遠隔医療は従来、へき地・離島に限定的に認められてきた。へき地・離島における有効活用が期待される中、平成30年(2018年)に「オンライン診療の適切な実施に関わる指針」の発出と、「オンライン診療料」等の診療報酬が創設された。当初の様々な規制の中、我々は令和2年(2020年)2月より、へき地・離島における医療確保、地域住民の安心した暮らしを支える地域医療の提供を目的に、山口県内でD to P with Nのオンライン診療の実証研究を開始した。その後、コロナ禍におけるオンライン診療の時限的・特例的な取り扱いに続き、令和4年(2022年)の指針改定では、かかりつけ医や診察前相談等の条件下で初診へのオンライン診療が可能となる等、規制緩和が進んだ。また、へき地医療におけるD to P with Nの有効性が認められ、令和6年度診療報酬改定ではへき地診療所及びへき地医療拠点病院における「看護師等遠隔診療補助加算」が新設された。へき地医療におけるD to P with Nのオンライン診療の有効性が一般的に認識されつつある。また、一般的なオンライン診療の活用は全国的に拡大している。そのような状況下でも、へき地・離島におけるオンライン診療の活用は未だ十分とは言い難い。我々は現在まで、へき地・離島におけるオンライン診療の有効性・安全性を実証してきた。
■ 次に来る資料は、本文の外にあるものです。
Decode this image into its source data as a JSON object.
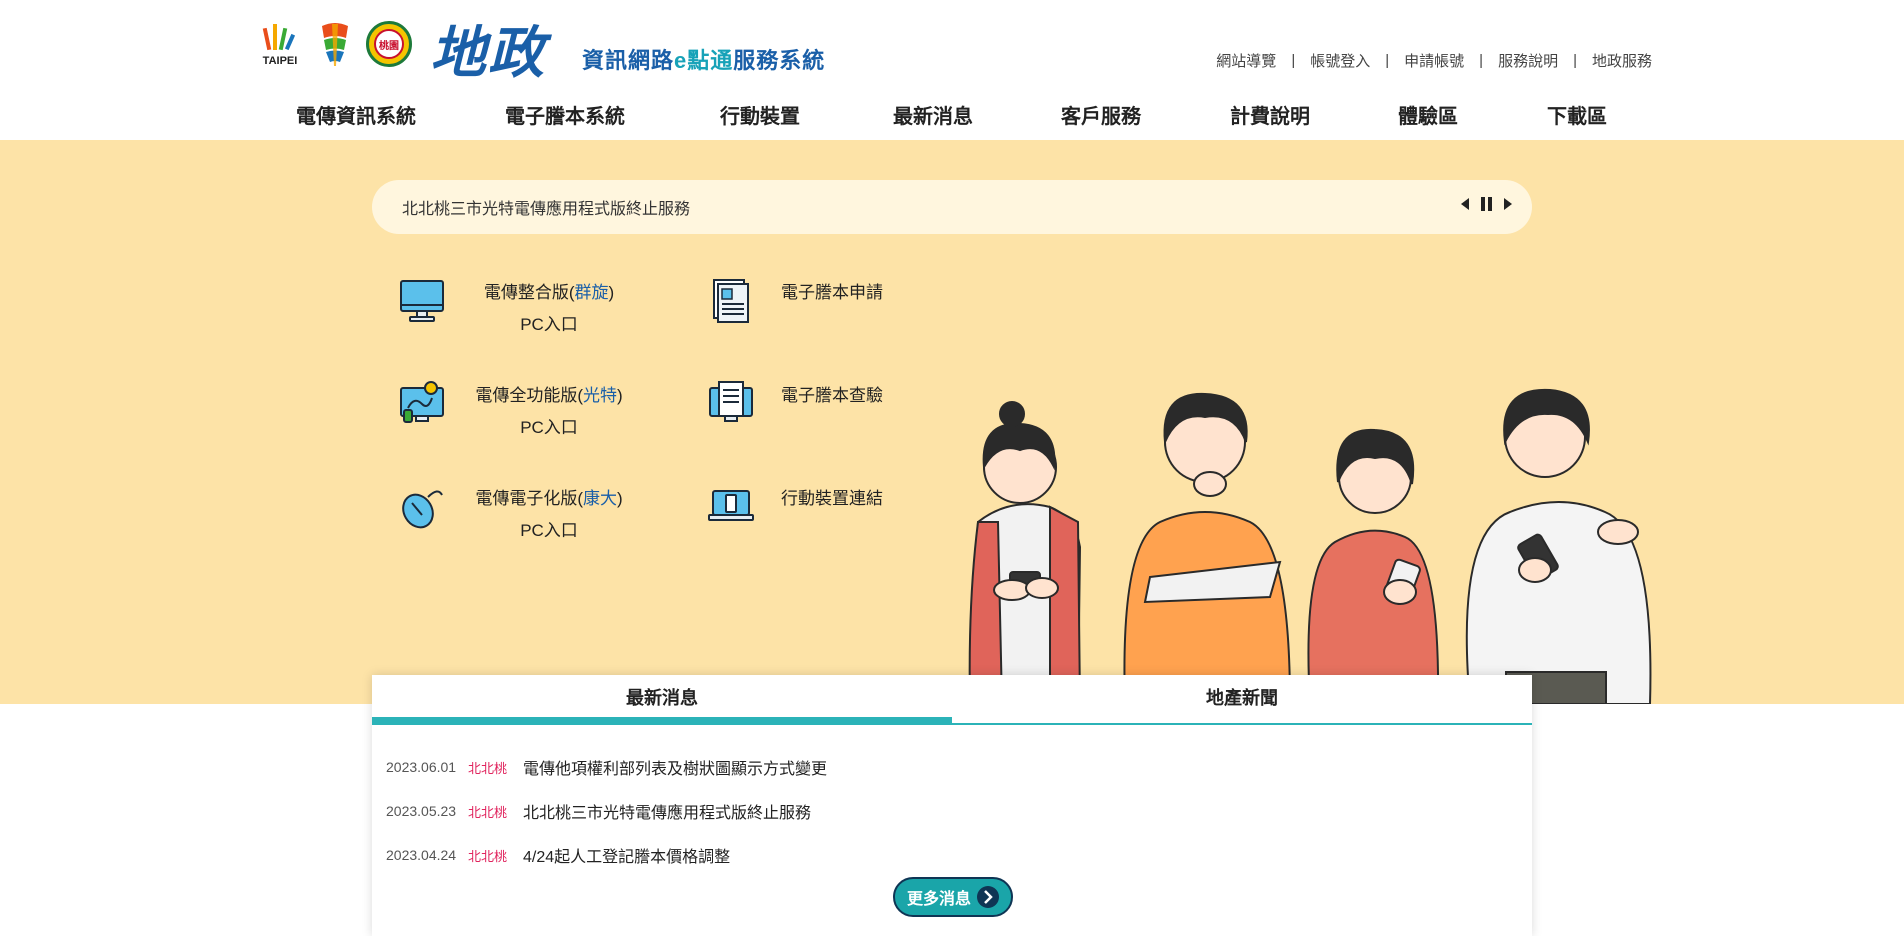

へき地・離島の環境的特性や、高齢者が多いためITリテラシーの低さや聴力低下が、オンライン診療の阻害因子となるが、看護師が患者の傍で支援することで円滑なオンライン診療が実施可能である。また、へき地・離島の医療確保や地域住民の安心した暮らしを支える地域医療の提供に貢献可能と考える。今後、更に人口減少が進み、医療体制の確保が難しくなる我が国のへき地・離島において、D to P with Nを主軸としたオンライン診療が、安全性・信頼性を担保しつつ普及・啓発されることが重要と考える。